Thursday, September 07, 2006

Day 50(Yanshou)

I can tell you about day 50 in one short sentence.

Travelled to Yangsou, pumped on antibiotics and expired orange juice, walked into a hostel asked to see the room and went to sleep before checking in or paying.

More photos

Sunset in Beihai, a fishing metropolis.


Well the good news is no-one drowned, unfortunately somebody forgot the insurance...oops.

Wednesday, September 06, 2006

Day 47-49

"readers note: I must have dishonered some chinese god, because for two days I got nothing but terrible photos, so please excuse, the following"

My journey to the islands took me through Beihai (a big fishing city, gone tourism crazy), where I stayed in my first proper hotel (and honestly I could get used to that), then it was off to North Qinzhou (South Guanzi), arrived at 10pm, a local took me down a dark alley to some place that you would never call a hotel. Accomodation was "dirt" cheap, plus the rats stay free of charge. Next day was a 10km hike through some farms to Qinzhou port, however getting a lift from here to the islands proved more difficult than previously expected......HORRAY, more hiking, this time along train tracks!

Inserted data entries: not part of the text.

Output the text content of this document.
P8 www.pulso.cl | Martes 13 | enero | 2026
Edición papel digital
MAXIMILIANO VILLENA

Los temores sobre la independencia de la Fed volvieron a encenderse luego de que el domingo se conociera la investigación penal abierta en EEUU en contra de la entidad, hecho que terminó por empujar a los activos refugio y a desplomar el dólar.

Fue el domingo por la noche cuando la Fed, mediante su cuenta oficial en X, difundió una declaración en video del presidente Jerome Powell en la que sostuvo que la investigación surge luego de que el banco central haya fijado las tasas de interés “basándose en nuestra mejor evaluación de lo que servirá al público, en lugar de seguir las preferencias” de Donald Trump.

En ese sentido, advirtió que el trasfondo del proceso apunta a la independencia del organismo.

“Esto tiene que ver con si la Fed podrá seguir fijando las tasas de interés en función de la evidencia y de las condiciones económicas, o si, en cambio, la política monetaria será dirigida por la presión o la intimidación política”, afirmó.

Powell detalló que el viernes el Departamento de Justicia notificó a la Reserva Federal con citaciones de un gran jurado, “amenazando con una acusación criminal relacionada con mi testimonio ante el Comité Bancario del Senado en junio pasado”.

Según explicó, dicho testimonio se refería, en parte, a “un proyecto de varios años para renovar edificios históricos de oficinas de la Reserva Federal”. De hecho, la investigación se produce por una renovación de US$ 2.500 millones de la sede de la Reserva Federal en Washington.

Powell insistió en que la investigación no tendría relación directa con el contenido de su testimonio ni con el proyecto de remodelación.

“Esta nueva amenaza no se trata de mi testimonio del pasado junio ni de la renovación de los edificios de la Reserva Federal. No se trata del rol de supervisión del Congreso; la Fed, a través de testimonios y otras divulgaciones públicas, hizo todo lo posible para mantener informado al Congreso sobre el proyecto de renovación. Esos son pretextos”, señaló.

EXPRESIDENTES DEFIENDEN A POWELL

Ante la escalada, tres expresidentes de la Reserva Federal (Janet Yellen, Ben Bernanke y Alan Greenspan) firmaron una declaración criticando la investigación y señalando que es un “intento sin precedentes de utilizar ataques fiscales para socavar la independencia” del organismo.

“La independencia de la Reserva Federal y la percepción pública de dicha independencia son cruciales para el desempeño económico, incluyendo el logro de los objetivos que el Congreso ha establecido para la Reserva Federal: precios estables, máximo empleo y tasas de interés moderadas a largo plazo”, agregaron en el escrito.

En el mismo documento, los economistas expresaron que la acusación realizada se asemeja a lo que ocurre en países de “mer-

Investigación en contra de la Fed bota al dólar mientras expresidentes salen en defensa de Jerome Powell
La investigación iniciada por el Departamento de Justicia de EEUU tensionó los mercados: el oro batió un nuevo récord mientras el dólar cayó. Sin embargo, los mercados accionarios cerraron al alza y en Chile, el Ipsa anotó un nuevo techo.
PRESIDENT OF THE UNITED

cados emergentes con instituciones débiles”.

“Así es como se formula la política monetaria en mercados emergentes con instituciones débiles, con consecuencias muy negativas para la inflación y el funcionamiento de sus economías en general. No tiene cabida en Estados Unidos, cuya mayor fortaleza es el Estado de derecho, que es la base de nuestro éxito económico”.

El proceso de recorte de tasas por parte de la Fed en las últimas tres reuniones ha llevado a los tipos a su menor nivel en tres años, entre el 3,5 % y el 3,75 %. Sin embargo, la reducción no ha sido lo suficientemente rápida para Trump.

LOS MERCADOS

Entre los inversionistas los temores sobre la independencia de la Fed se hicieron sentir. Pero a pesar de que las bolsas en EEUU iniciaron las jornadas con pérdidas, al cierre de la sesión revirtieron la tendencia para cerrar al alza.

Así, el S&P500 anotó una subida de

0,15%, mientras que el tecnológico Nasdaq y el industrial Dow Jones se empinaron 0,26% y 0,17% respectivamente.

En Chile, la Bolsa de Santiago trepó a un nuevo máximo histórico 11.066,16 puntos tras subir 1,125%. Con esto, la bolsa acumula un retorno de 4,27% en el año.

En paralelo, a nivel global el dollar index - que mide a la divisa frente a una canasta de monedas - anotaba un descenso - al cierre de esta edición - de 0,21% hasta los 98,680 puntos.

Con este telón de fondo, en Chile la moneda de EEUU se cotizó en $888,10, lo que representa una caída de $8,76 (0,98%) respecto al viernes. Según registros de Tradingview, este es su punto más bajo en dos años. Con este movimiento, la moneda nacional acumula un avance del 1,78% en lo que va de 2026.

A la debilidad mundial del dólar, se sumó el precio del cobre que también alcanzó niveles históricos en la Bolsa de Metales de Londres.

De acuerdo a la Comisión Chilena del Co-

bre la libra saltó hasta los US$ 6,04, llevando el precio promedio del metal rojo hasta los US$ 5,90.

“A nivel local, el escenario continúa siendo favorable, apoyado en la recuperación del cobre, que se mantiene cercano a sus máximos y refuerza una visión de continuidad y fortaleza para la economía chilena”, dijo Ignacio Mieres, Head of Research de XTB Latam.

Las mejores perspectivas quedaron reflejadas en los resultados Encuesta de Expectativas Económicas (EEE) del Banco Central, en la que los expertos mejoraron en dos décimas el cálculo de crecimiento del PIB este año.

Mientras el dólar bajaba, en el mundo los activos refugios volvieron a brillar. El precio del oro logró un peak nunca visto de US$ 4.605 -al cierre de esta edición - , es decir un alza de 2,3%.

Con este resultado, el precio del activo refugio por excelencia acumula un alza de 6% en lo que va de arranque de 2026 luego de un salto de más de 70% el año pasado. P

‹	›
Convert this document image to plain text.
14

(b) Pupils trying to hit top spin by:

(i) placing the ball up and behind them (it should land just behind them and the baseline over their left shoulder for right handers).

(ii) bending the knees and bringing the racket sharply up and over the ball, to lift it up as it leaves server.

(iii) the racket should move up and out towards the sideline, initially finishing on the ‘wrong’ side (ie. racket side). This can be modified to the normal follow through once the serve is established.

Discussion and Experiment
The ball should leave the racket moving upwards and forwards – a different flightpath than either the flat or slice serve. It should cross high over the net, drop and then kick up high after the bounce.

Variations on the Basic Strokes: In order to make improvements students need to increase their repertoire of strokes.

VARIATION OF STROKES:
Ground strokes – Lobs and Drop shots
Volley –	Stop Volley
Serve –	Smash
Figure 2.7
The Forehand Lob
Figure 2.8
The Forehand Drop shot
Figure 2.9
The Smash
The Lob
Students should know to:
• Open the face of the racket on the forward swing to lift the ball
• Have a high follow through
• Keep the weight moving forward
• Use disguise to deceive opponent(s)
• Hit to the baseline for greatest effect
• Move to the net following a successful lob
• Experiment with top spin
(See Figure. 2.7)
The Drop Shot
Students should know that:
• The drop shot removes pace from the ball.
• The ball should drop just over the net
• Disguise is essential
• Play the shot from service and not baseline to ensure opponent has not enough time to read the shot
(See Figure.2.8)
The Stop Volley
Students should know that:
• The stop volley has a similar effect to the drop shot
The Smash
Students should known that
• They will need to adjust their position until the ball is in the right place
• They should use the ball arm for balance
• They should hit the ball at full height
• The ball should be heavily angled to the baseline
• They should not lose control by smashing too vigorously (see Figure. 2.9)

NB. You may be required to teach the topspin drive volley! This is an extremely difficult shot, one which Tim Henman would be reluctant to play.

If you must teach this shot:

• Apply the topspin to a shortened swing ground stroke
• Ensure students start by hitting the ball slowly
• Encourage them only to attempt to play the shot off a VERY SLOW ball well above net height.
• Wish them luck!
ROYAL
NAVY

But just five Kilometers further and suddenly it all became worth it...

The islands stretched out to sea as far as you could see. They varied in size, some small like football fields others as big as city blocks, all covered in pristine forests, the occasional stilt house and circled by small fishing barges. The funny thing is that not 500m from the most inland island was a fairly big town (could have used the bloody bus!!!), anyway other than this town the further out you go the fewer people you see, oh and there are no Mac Donalds... . The islands were great the people really freindly and the water really warm. The first set of islands are surrounded by a large estuary, while the ones further out are in the sea. Unfortunately I couldn't explore out as far as I wanted to, I had been a little ill for two days, and by 6:00pm I was really feeling sick, so I called it a day and made for Qinzhuo. Although this short taste of island life has got me wanting more...lots lots more!!!